Interval Velocity Estimation

A basic daily problems in seismic processing, such as the estimation of interval velocities from RMS velocities, will be solved in this part.

The method used here was first introduced by Clapp et al. (1998). The method builds a velocity model from surface seismology while retaining the null-space. They start from fundamental concepts in Geophysical Estimation by Example Claerbout (1997) and define the simplest interval velocity estimation including the notion of null-space.

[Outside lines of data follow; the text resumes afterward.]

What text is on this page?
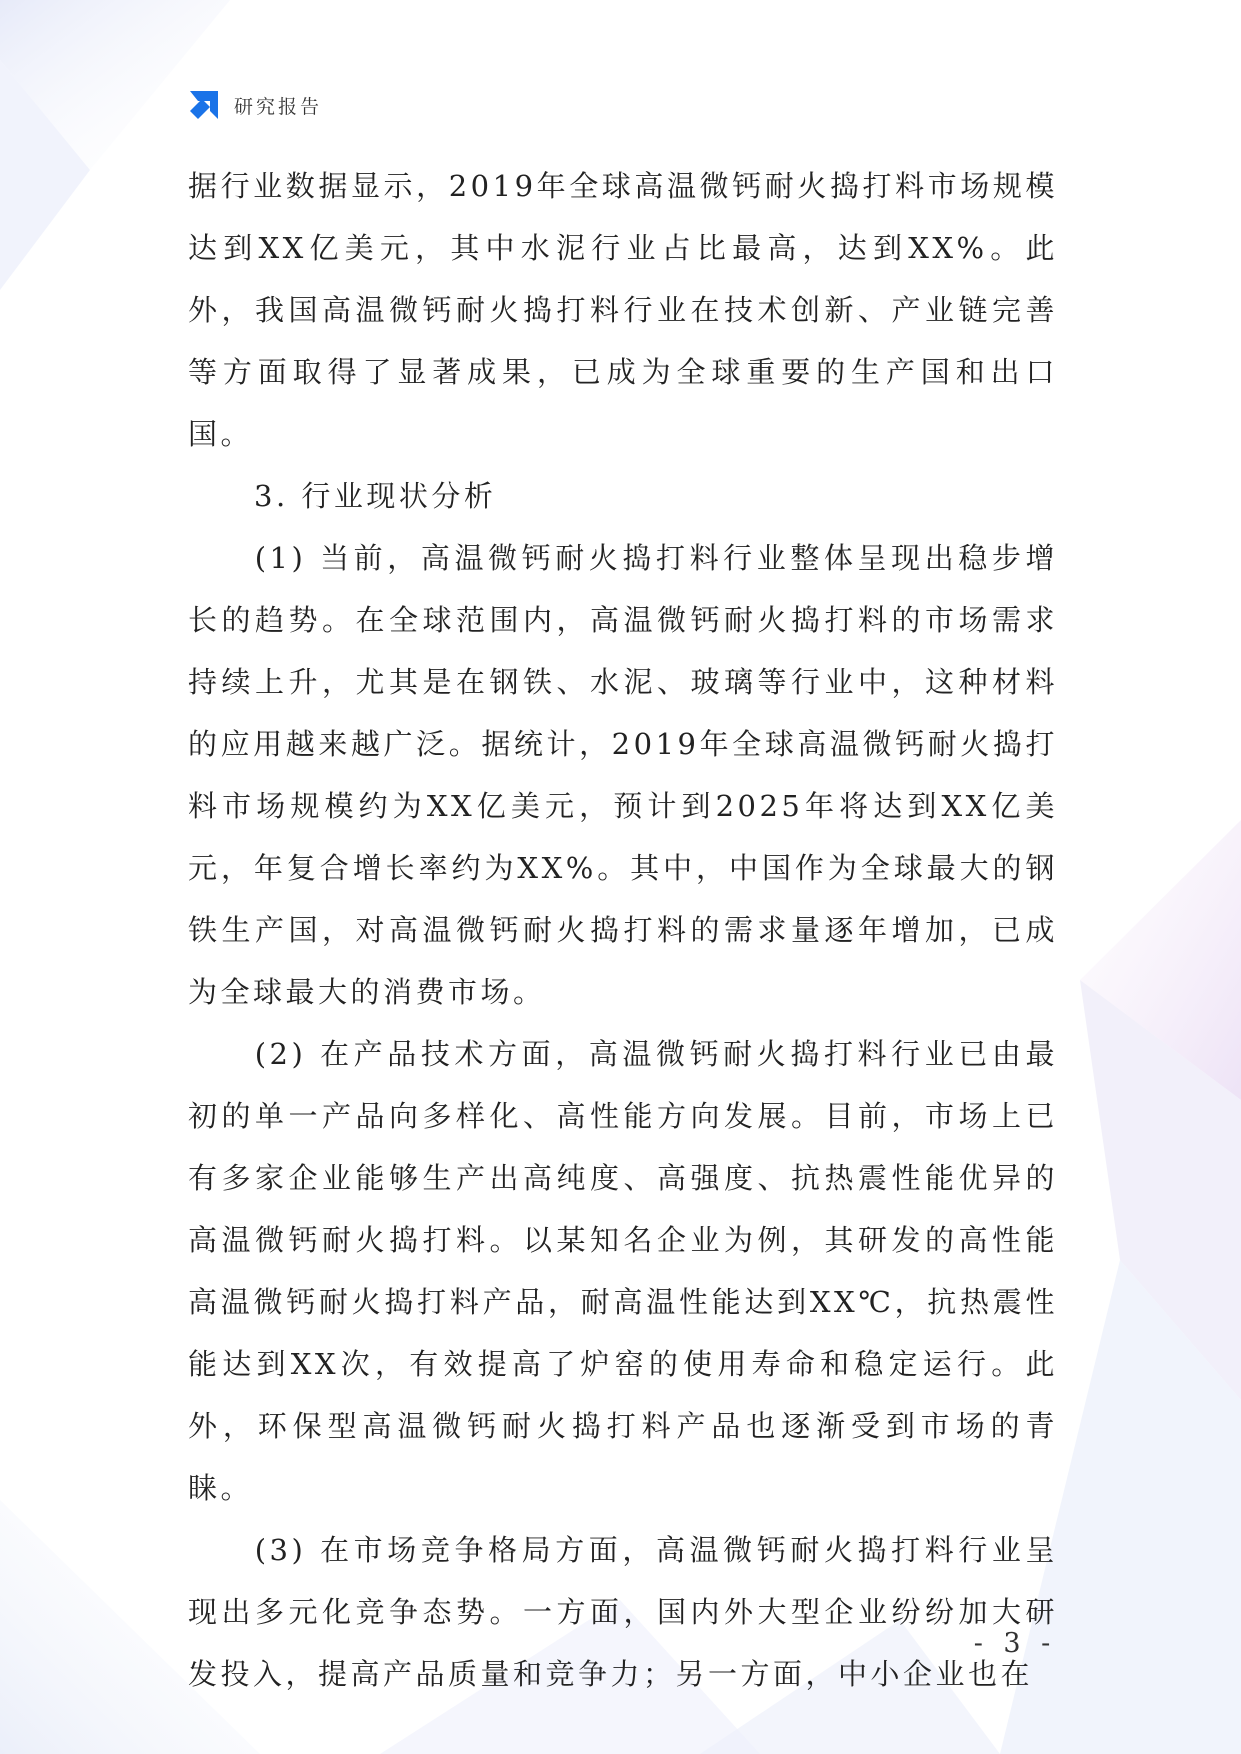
研究报告

据行业数据显示，2019年全球高温微钙耐火捣打料市场规模达到XX亿美元，其中水泥行业占比最高，达到XX%。此外，我国高温微钙耐火捣打料行业在技术创新、产业链完善等方面取得了显著成果，已成为全球重要的生产国和出口国。

3. 行业现状分析

(1) 当前，高温微钙耐火捣打料行业整体呈现出稳步增长的趋势。在全球范围内，高温微钙耐火捣打料的市场需求持续上升，尤其是在钢铁、水泥、玻璃等行业中，这种材料的应用越来越广泛。据统计，2019年全球高温微钙耐火捣打料市场规模约为XX亿美元，预计到2025年将达到XX亿美元，年复合增长率约为XX%。其中，中国作为全球最大的钢铁生产国，对高温微钙耐火捣打料的需求量逐年增加，已成为全球最大的消费市场。

(2) 在产品技术方面，高温微钙耐火捣打料行业已由最初的单一产品向多样化、高性能方向发展。目前，市场上已有多家企业能够生产出高纯度、高强度、抗热震性能优异的高温微钙耐火捣打料。以某知名企业为例，其研发的高性能高温微钙耐火捣打料产品，耐高温性能达到XX℃，抗热震性能达到XX次，有效提高了炉窑的使用寿命和稳定运行。此外，环保型高温微钙耐火捣打料产品也逐渐受到市场的青睐。

(3) 在市场竞争格局方面，高温微钙耐火捣打料行业呈现出多元化竞争态势。一方面，国内外大型企业纷纷加大研发投入，提高产品质量和竞争力；另一方面，中小企业也在

- 3 -
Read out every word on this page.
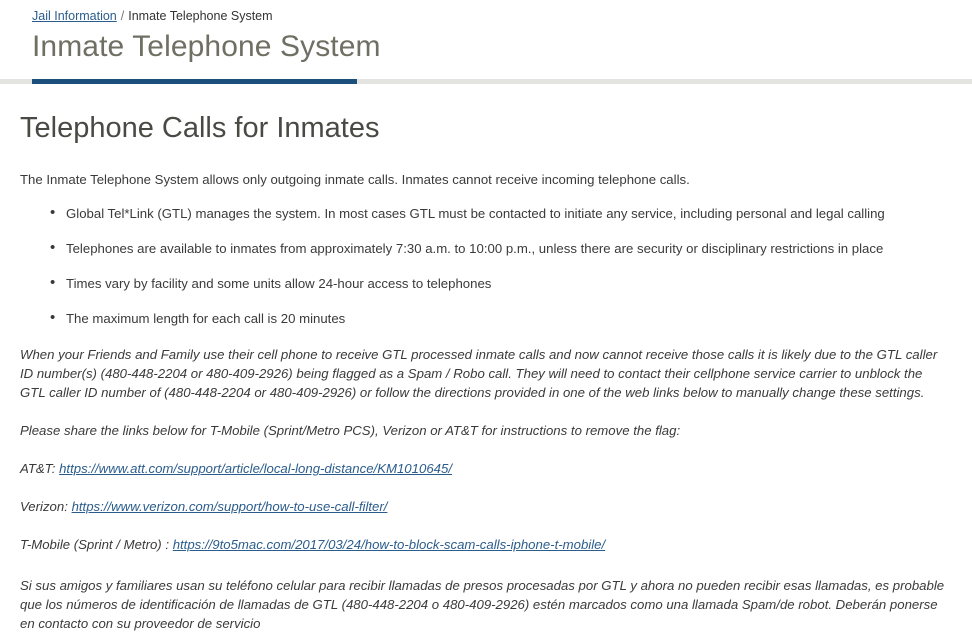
Jail Information / Inmate Telephone System
Inmate Telephone System
Telephone Calls for Inmates

The Inmate Telephone System allows only outgoing inmate calls. Inmates cannot receive incoming telephone calls.

• Global Tel*Link (GTL) manages the system. In most cases GTL must be contacted to initiate any service, including personal and legal calling
• Telephones are available to inmates from approximately 7:30 a.m. to 10:00 p.m., unless there are security or disciplinary restrictions in place
• Times vary by facility and some units allow 24-hour access to telephones
• The maximum length for each call is 20 minutes

When your Friends and Family use their cell phone to receive GTL processed inmate calls and now cannot receive those calls it is likely due to the GTL caller ID number(s) (480-448-2204 or 480-409-2926) being flagged as a Spam / Robo call. They will need to contact their cellphone service carrier to unblock the GTL caller ID number of (480-448-2204 or 480-409-2926) or follow the directions provided in one of the web links below to manually change these settings.

Please share the links below for T-Mobile (Sprint/Metro PCS), Verizon or AT&T for instructions to remove the flag:

AT&T: https://www.att.com/support/article/local-long-distance/KM1010645/

Verizon: https://www.verizon.com/support/how-to-use-call-filter/

T-Mobile (Sprint / Metro) : https://9to5mac.com/2017/03/24/how-to-block-scam-calls-iphone-t-mobile/

Si sus amigos y familiares usan su teléfono celular para recibir llamadas de presos procesadas por GTL y ahora no pueden recibir esas llamadas, es probable que los números de identificación de llamadas de GTL (480-448-2204 o 480-409-2926) estén marcados como una llamada Spam/de robot. Deberán ponerse en contacto con su proveedor de servicio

Generally, Clapp et al. (1998) minimize interval velocities ``wiggliness'' where there are not good quality reflections.

In order to understand the method used in this part it is necessary to make some definitions (for further explanation the reader could refer to Clapp et al. (1998):

$\bold C$

as the matrix of causal integration, a lower triangular matrix of ones.

$\bold D$

as the matrix of causal differentiation, namely, $\bold D=\bold C^{-1}$.

$\bold u$

as a vector whose components range over the vertical traveltime depth $\tau$,and whose component values contain the interval velocity squared $v_{\rm interval}^2$.

$\bold d$

as a data vector whose components range over the vertical travel time depth $\tau$,and whose component values contain the scaled RMS velocity squared $\tau v_{\rm RMS}^2/\Delta \tau$where $\tau /\Delta \tau$ is the index on the time axis.

The theoretical (squared) RMS velocity is defined by  

$$\bold C\bold u \quad = \quad\bold d .$$ (1)

With imperfect data, our data fitting goal is to minimize the residual

$$\bold 0 \quad\approx\quad \bold W \left[ \bold C\bold u - \bold d \right] .$$ (2)

To find the interval velocity where there is no data, we have the ``model damping'' goal to minimize the ``wiggliness'' $\bold p$ of the squared interval velocity $\bold u$

$$\bold 0 \quad\approx\quad \bold D \bold u \quad = \quad\bold p .$$ (3)

These two goals are preconditioned by changing the optimization variable from interval velocity squared $\bold u$ to its wiggliness $\bold p$. Substituting $\bold u$= $\bold{Cp}$ gives the two fitting goals expressed as a function of wiggliness $\bold p$

$$\begin{eqnarray} \bold 0 &\approx& \bold W' \left[ \bold C^2\bold p - \bold d \right] \\ \bold 0 &\approx& \epsilon \bold p .\end{eqnarray}$$ (4) (5)

This method was tested on two synthetic CMP gathers and one real CMP gather from the Gulf of Mexico.